Football connoisseurs may remember Good Friday of 1985 as the day one of South Africa’s best talents was unveiled.
Pitso Mosimane, a youngster recently recruited from amateur team Rockville Hungry Lions, burst into the Vosloorus stadium wearing the colours of Jomo Cosmos to score a memorable hat-trick against Kaizer Chiefs.
The upshot of that performance was that Chiefs fans caused a mini-riot, smashing the windscreen of coach Joe Frickleton’s car, thus ending a schizophrenic year for the club. Chiefs had won all that was on offer the previous season, but also played the worst football in their 25-year history.
Fast forward to 2005. Mosimane takes on his former mentor, Jomo Sono, in the Coca-Cola Cup final in Polokwane on Saturday. (One hopes that ”take on” will have its normal football meaning, given Mosimane’s recent punch-up with Sundowns coach Angel Cappa.)
Mosimane’s rise as a coach — Saturday is his club’s fifth final in a row — proves that the man nicknamed Jingles is Sono’s most successful protégé on the field and on the touchline.
While players such as Phil Masinga, August Makalakalane and William Zondi were undoubted talents, none of them shone off the pitch as Mosimane has.
But it would be shortsighted to look at the match just as an encounter between master and student. If anything, it comes closer to a reunion on the bench.
Mosimane’s assistant, Thomas Madigage, signed for Cosmos as a 14-year-old and for a long time lived at Sono’s house while he finished high school and played for Cosmos.
United team manager Webster ”City Late” Lichaba left Pirates, where he was captain, to team up with Sono at the newly established Cosmos.
In football, however, the glory and disgrace always falls on the head coach. So Sono versus Mosimane it will be in the cauldron of Polokwane’s Peter Mokaba stadium.
Sono will want to show the little upstart — who has on occasion not shown proper respect for one of South Africa’s greatest footballers — who is the man.
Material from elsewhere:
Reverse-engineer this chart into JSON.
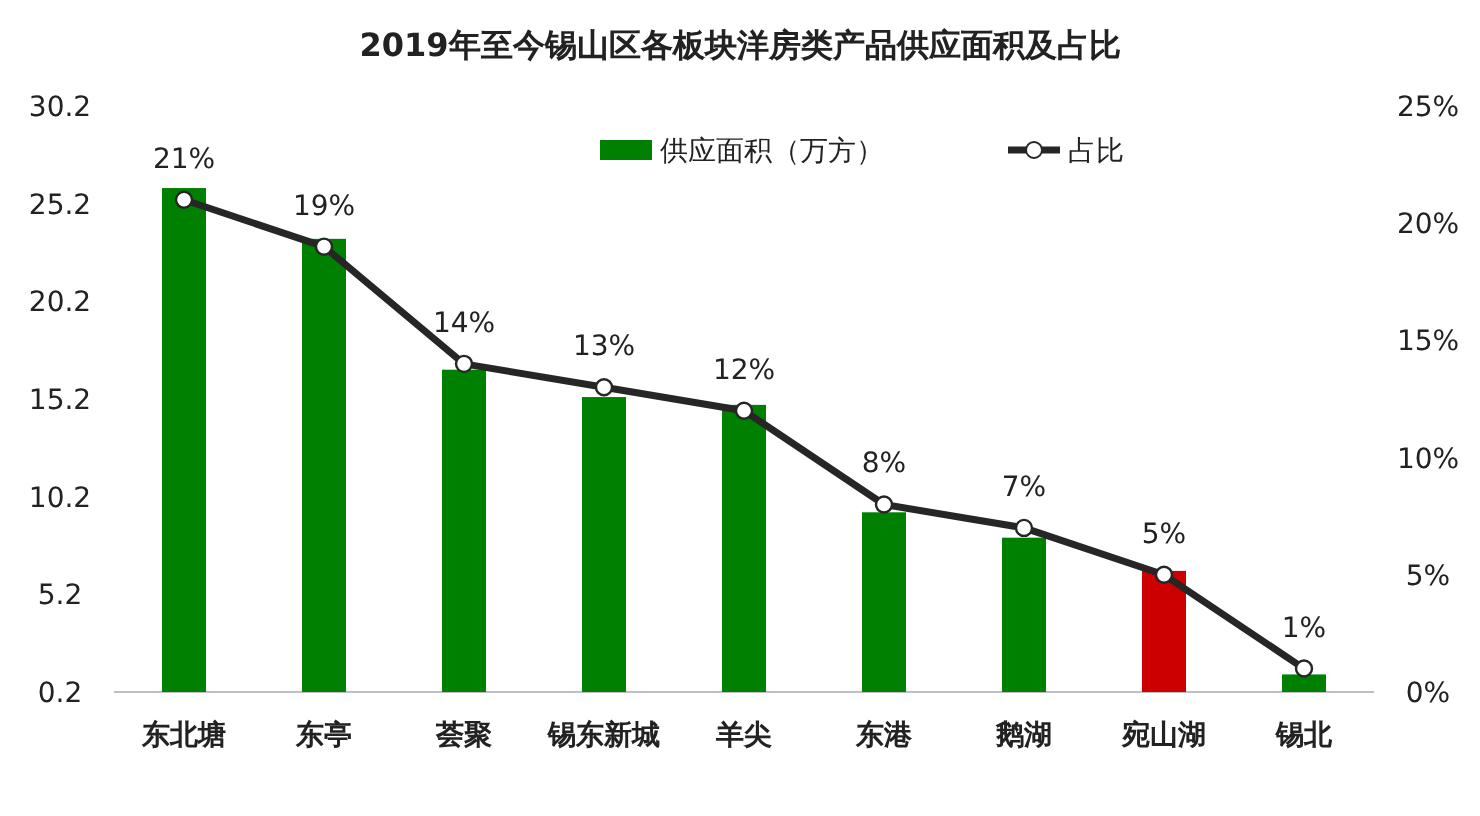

Mosimane, for his part, will attempt to show why he is regarded as South Africa’s most talented homebred coach and one of the best in the trade, regardless of the passport they hold.
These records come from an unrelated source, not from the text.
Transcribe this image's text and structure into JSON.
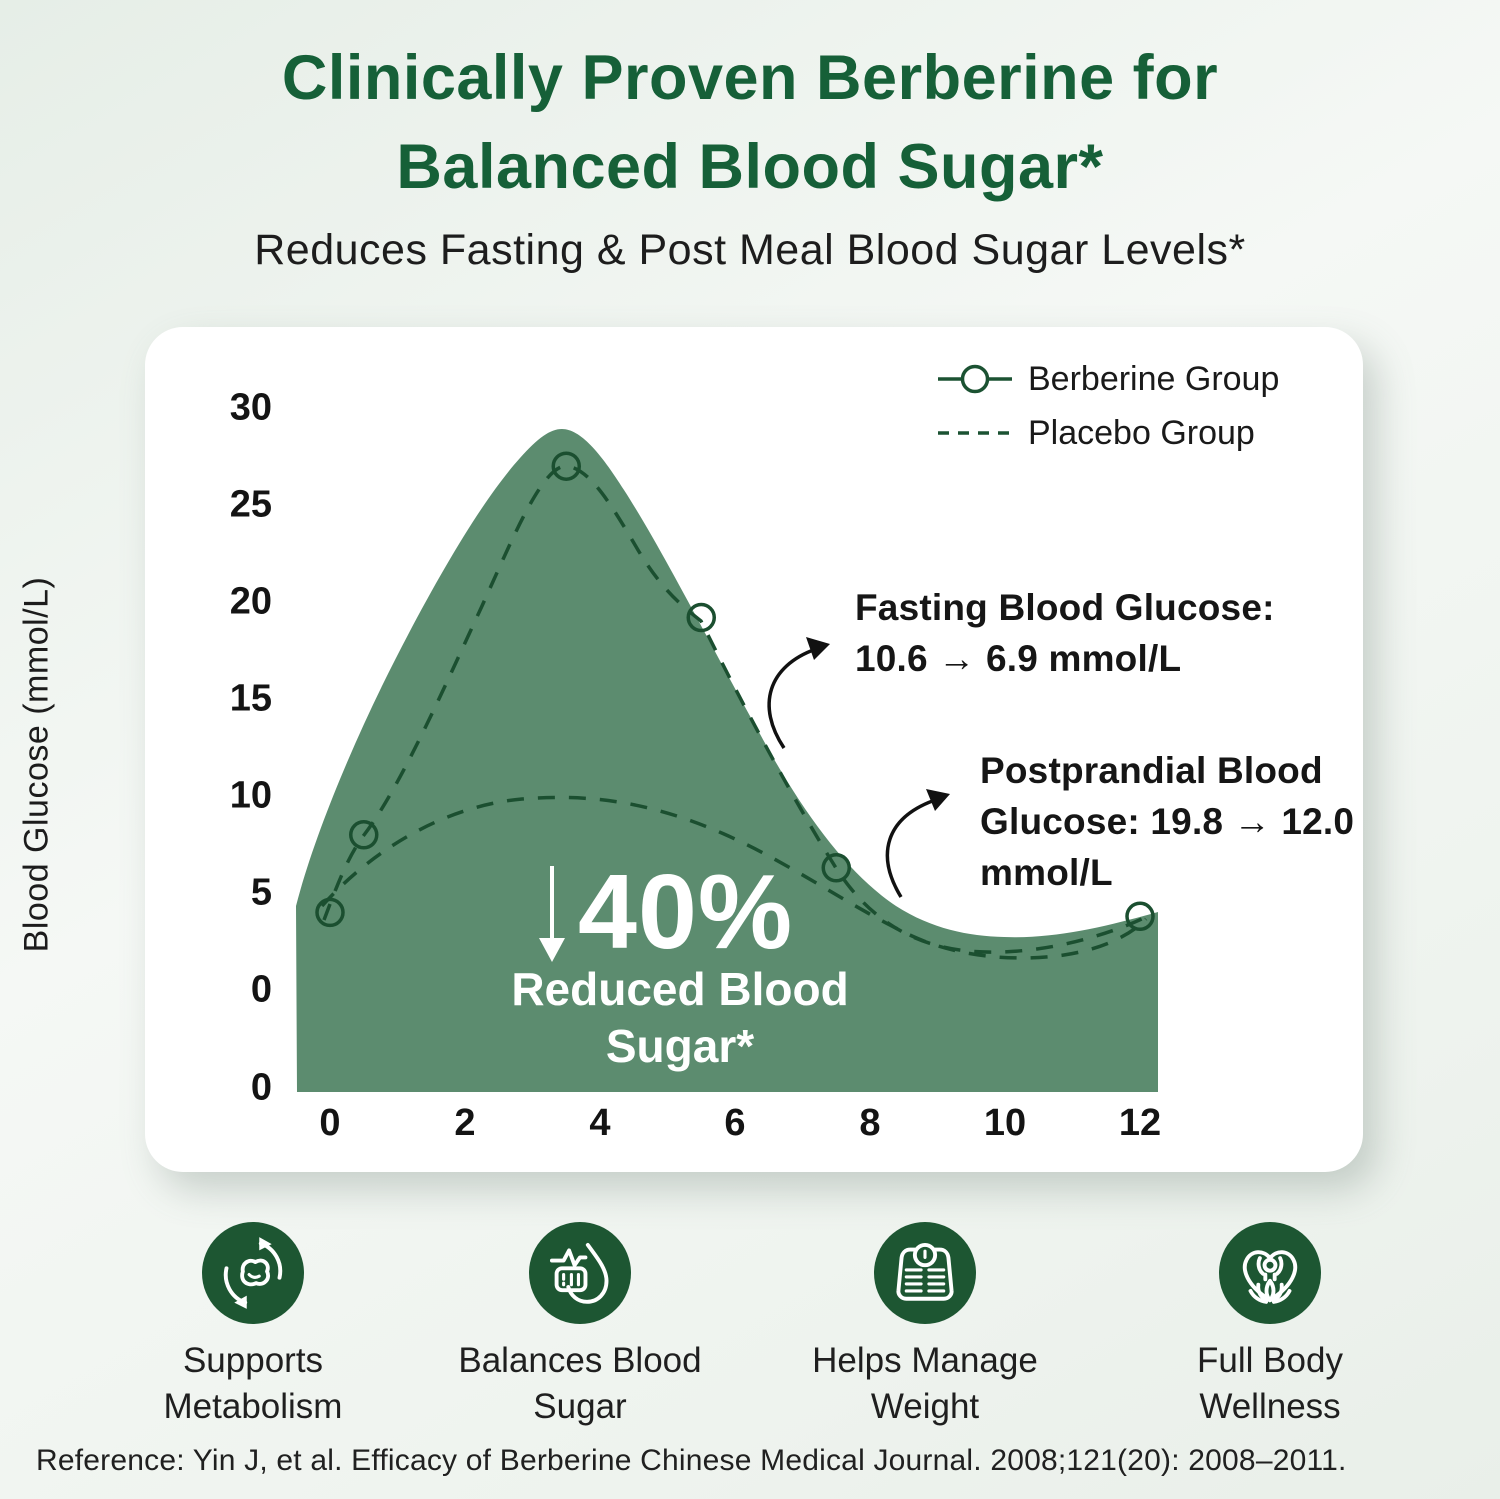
{
  "header": {
    "title_line1": "Clinically Proven Berberine for",
    "title_line2": "Balanced Blood Sugar*",
    "subtitle": "Reduces Fasting & Post Meal Blood Sugar Levels*",
    "title_color": "#166038"
  },
  "chart_card": {
    "legend": {
      "berberine_label": "Berberine Group",
      "placebo_label": "Placebo Group"
    },
    "y_axis": {
      "label": "Blood Glucose (mmol/L)",
      "ticks": [
        "30",
        "25",
        "20",
        "15",
        "10",
        "5",
        "0",
        "0"
      ]
    },
    "x_axis": {
      "ticks": [
        "0",
        "2",
        "4",
        "6",
        "8",
        "10",
        "12"
      ]
    },
    "annotations": {
      "fasting_line1": "Fasting Blood Glucose:",
      "fasting_line2": "10.6 → 6.9 mmol/L",
      "postprandial_line1": "Postprandial Blood",
      "postprandial_line2": "Glucose: 19.8 → 12.0",
      "postprandial_line3": "mmol/L"
    },
    "overlay": {
      "percent": "40%",
      "caption_line1": "Reduced Blood",
      "caption_line2": "Sugar*"
    }
  },
  "chart_data": {
    "type": "area",
    "title": "",
    "xlabel": "",
    "ylabel": "Blood Glucose (mmol/L)",
    "x_ticks": [
      0,
      2,
      4,
      6,
      8,
      10,
      12
    ],
    "y_ticks": [
      0,
      0,
      5,
      10,
      15,
      20,
      25,
      30
    ],
    "xlim": [
      0,
      12
    ],
    "ylim": [
      0,
      30
    ],
    "grid": false,
    "legend_position": "top-right",
    "series": [
      {
        "name": "Berberine Group",
        "style": "dashed line with open circle markers",
        "color": "#1b4f30",
        "points": [
          [
            0,
            4
          ],
          [
            0.5,
            8
          ],
          [
            3.5,
            27
          ],
          [
            5.5,
            19.2
          ],
          [
            7.5,
            6.3
          ],
          [
            12,
            3.8
          ]
        ]
      },
      {
        "name": "Placebo Group",
        "style": "dashed line",
        "color": "#1b4f30",
        "points": [
          [
            0,
            4.4
          ],
          [
            2,
            8.8
          ],
          [
            4,
            9.9
          ],
          [
            6,
            8.6
          ],
          [
            8,
            5.6
          ],
          [
            10,
            2.6
          ],
          [
            12,
            3.7
          ]
        ]
      }
    ],
    "area_fill_color": "#5c8c6f",
    "annotations": [
      "Fasting Blood Glucose: 10.6 → 6.9 mmol/L",
      "Postprandial Blood Glucose: 19.8 → 12.0 mmol/L",
      "↓ 40% Reduced Blood Sugar*"
    ]
  },
  "features": [
    {
      "icon": "metabolism-icon",
      "line1": "Supports",
      "line2": "Metabolism"
    },
    {
      "icon": "blood-sugar-icon",
      "line1": "Balances Blood",
      "line2": "Sugar"
    },
    {
      "icon": "weight-scale-icon",
      "line1": "Helps Manage",
      "line2": "Weight"
    },
    {
      "icon": "wellness-icon",
      "line1": "Full Body",
      "line2": "Wellness"
    }
  ],
  "footer": {
    "reference": "Reference: Yin J, et al. Efficacy of Berberine Chinese Medical Journal. 2008;121(20): 2008–2011."
  }
}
It does not help that Mosimane has on occasion been ungracious in defeat at the hands of Cosmos and insufferable when getting the better of his former master.
Mosimane, the incoming Bafana Bafana assistant coach, played under a variety of coaches both here and in Europe and has developed a style for Supersport that is too complex to pigeonhole.
One thing he seems to have taken from his days at Cosmos is an eye for spotting young talent. Daine Klaite and Sibusiso Mahlangu are just two of the youngsters the pay-channel-owned team has discovered.
Sono, on the other hand, seems to have abandoned his famous youth policy, which saw the club discover the likes of Mosimane himself, Blackburn Rovers’ Aaron Mokoena, Mark Fish and, more recently, Katlego Mphela — who starred for Racing Strasbourg in France before being loaned out to Supersport United.
And there is the small matter of one Jeremiah Jabu Pule. In deference to journalist Barbara Walters, who said: ”The sports page records people’s accomplishments, the front page usually records nothing but man’s failures,” I won’t go into the details of Pule’s latest escapade.
Cosmos may pretend that Pule’s disappearance does not change anything. But they, of all people, will do well to remember how he turned what was meant to be a traditional tight cup shoot-out into a one-man show. While playing for Chiefs in the 2001 final, Pule ran rings around a Cosmos side that must have been happy to hear the referee’s final whistle with the score at 5-0.
The Coca-Cola Cup has enjoyed a fantastic run and it is a pity that drinks with a stronger kick have robbed the final of such a talent.